Vous rigolez ? C’est ça ? Vous vous foutez de ma gueule ? Où est la caméra ? Et oh, Marcel ! Sort de ta cachette ! Non, mais ça va pas bien ? Vous voulez attirer tous les vieillards du coin, pour qu’ils viennent crever sur place et ainsi salir notre réputation qui, je vous le rappelle, et c’est le motif de cette réunion, est déjà au 3ème sous-sol.
- Alors, que nous proposez-vous ? Dix-huit feux rouges dans la rue principale ? Le plus long dos d’âne du monde ? Des prostituées aux entrées de la ville ?
- Et bien, j’ai beaucoup réfléchit et une manière de nous médiatiser serait d’utiliser les terrains en friches du vieux René, afin d’y planter des O.G.M.. C’est « tendance » en ce moment, ça va nous apporter les médias, des cars de flics, des dizaines de jeunes et de moustachus prolos. Croyez-moi que la vente de piquette et de sandwichs prétendus biologiques va grimper en flèche.

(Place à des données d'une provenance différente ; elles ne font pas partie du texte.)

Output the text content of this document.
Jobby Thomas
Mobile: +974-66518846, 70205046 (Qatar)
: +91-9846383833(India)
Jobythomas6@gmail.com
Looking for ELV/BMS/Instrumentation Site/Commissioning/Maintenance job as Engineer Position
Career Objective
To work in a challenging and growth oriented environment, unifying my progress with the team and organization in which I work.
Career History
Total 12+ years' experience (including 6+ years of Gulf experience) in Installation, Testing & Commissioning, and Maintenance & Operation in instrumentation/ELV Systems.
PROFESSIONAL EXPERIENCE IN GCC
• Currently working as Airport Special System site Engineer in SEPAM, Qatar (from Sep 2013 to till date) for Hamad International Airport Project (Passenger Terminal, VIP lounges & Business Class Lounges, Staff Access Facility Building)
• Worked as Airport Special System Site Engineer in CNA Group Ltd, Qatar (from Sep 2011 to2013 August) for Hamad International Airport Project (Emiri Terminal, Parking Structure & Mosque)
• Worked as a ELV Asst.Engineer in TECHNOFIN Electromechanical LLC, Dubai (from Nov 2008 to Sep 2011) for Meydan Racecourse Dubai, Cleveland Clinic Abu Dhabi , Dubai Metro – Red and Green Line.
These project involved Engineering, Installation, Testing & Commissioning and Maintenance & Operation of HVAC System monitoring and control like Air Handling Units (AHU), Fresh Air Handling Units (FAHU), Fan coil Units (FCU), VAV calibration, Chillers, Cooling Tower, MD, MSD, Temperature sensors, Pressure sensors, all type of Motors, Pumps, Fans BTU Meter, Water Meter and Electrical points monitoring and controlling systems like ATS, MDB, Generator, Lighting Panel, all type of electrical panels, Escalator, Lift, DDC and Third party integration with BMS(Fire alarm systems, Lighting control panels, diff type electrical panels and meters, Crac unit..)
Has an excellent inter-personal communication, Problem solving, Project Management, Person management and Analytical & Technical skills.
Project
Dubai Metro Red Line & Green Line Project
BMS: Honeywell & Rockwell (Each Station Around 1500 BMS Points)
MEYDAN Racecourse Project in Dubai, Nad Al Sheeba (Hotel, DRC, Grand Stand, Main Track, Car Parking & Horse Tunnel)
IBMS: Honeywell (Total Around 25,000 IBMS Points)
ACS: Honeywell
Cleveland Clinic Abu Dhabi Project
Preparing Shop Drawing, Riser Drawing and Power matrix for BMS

En plus le contrat proposé par Masanté corporation® va me... heu nous rapportez beaucoup de pognon ! Il ne me manque plus que votre accord.
- Mais c’est grotesque ! râla Dédé, vous n’avez donc aucune déontologie ?
On ne vous demande pas votre avis ! Juste une signature, ici…
- Salut la compagnie !
- Oh non, pas lui ! fit l’élu consterné.

Un grand bonhomme rentra dans la pièce, tira une chaise vers lui, s’assit en croisant les jambes, les mains derrière la nuque, et le sourire béat. Ces dents étaient tachées par le tabac, ses cheveux ressemblaient à la vieille paille qui sert de litière aux bestiaux, sa barbe était à la fois fine, grasse, roide à la racine et tortueuse aux extrémités. Ses yeux avaient de coquet qu’ils pouvaient rouler indépendamment l’un de l’autre, son nez était quant à lui gonflé par l’éthanol et colmaté par d’innombrables comédons. Ce visage enfoncé comme un bouchon de stylo sur une tige rachitique recouverte de frusques publicitaires maculées d’hydrocarbures formait un ensemble étonnant qui rajouté à sa voix pincée dotée d’une éloquence rare, donnait miraculeusement naissance à un tout subjuguant.


- Pardonnez-moi mais j’ai trouvé un hareng dans le réservoir d’essence de mon automobile ! dit-il en balançant le poisson mazouté sur la table du conseil. Ne trouvez-vous pas qu’il me ressemble ?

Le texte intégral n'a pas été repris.